For Step 1, select the date range 2010 to 2020 (make sure you stop in 2020 so you get the same answers I have…do not download 2021 or 2022 data, which may still be updating with late submissions). For Step 2, select “Search the Entire Database.” In Step 3, pick the following variables: Company Name, Industry (NAICS), Gender, Age (it says Director Age, I’m not sure why), CEOANN (variable describing if CEO), CFOANN (variable describing if CEO), TDC1 (total compensation), and Year (year observation is from). In Step 4, make sure to select STATA and uncompressed (date format shouldn’t matter). The dataset should be about 13MB. Save it to your L:.
It is always a good idea to know what data you are working with. In 3-4 sentences, describe the Executive Compensation Dataset. Who collects it? Which companies are included? Which executives at those companies?
You are interested in female representation in high-level executives at large companies. What fraction of the executives in the dataset are female? Input your answer as a decimal rounded to two digits (e.g., 12.4 percent is input as 0.12).
You are also interested in how this percent has changed over time. Make a line graph of the share of all executives in the dataset that were women, with year on the x-axis. Do not make the graph in STATA. Instead, make it in excel following the format provided on the assignment page by using a block of code within a do file similar to this:
preserve (preserve tells STATA to save the data temporarily)

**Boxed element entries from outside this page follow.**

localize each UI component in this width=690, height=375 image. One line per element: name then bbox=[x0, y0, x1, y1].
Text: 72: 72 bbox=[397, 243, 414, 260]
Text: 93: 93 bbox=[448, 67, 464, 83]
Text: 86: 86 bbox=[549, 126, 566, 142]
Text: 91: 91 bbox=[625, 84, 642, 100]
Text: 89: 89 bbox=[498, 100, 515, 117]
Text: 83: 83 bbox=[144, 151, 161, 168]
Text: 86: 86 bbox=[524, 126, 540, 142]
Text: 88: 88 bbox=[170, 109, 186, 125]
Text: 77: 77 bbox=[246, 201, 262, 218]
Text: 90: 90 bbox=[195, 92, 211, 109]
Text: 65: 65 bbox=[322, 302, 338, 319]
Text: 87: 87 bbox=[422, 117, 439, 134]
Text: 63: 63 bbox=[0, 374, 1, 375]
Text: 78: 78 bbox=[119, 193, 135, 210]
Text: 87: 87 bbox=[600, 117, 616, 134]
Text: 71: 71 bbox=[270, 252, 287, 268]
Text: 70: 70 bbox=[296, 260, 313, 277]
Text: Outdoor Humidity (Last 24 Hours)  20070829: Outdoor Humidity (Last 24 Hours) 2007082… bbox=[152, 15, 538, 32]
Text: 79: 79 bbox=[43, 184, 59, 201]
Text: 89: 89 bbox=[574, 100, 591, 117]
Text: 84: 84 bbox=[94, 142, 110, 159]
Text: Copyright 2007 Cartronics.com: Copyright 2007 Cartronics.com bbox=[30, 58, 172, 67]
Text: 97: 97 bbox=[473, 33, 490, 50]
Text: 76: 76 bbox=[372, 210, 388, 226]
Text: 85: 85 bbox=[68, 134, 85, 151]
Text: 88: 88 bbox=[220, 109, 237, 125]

collapse (mean) female, by(YEAR) (collapse tells STATA to do some operation like taking the means within each year and collapse the data to the (in this case) yearly level. Your dataset is now very small.)
export excel using “Your L:”, replace firstrow(var)
restore (now your data is back)
Now, you should have data in excel with the average share of females in the dataset each year. Make the graph according to the format and label the first and last points to illustrate the change over the period. Upload your graph as a Microsoft Word Document, with an appropriate title and sourcing. (3 points)
The CEO and CFO annual flags indicate whether this particular executive is the CEO or CFO at that time. Generate indicators for the executive being a CEO or a CFO. What share of executives in the data are CEOs? Input your answer as a decimal rounded to two digits (e.g., 12.4 percent is input as 0.12).
Generate a variable for log TDC1 (total executive compensation), and age squared. Run a regression of this logged variable on female, ceo, cfo, age, age squared, and indicators for each year (you can do this simply by typing i.year). According to the regression what is the percent reduction in salary for females in the same position as a man, of the same age, and in the same year? Input your answer as a decimal rounded to two digits (e.g., 12.4 percent is input as 0.12).
At what age does the regression suggest each year of age is associated with a decrease in salary? Round to nearest year.
You wonder if women executives are in different lower paying industries, and that might account for the salary difference. Run a regression controlling for industry (hint: using xi: regress and then i.NAICS would be wise). Write 1-2 sentences on whether you think industry accounted for the difference (i.e., does the coefficient on gender move much closer to zero)?
Do you think we should interpret this coefficient causally? Any variables we might be missing? Write 3-4 sentences.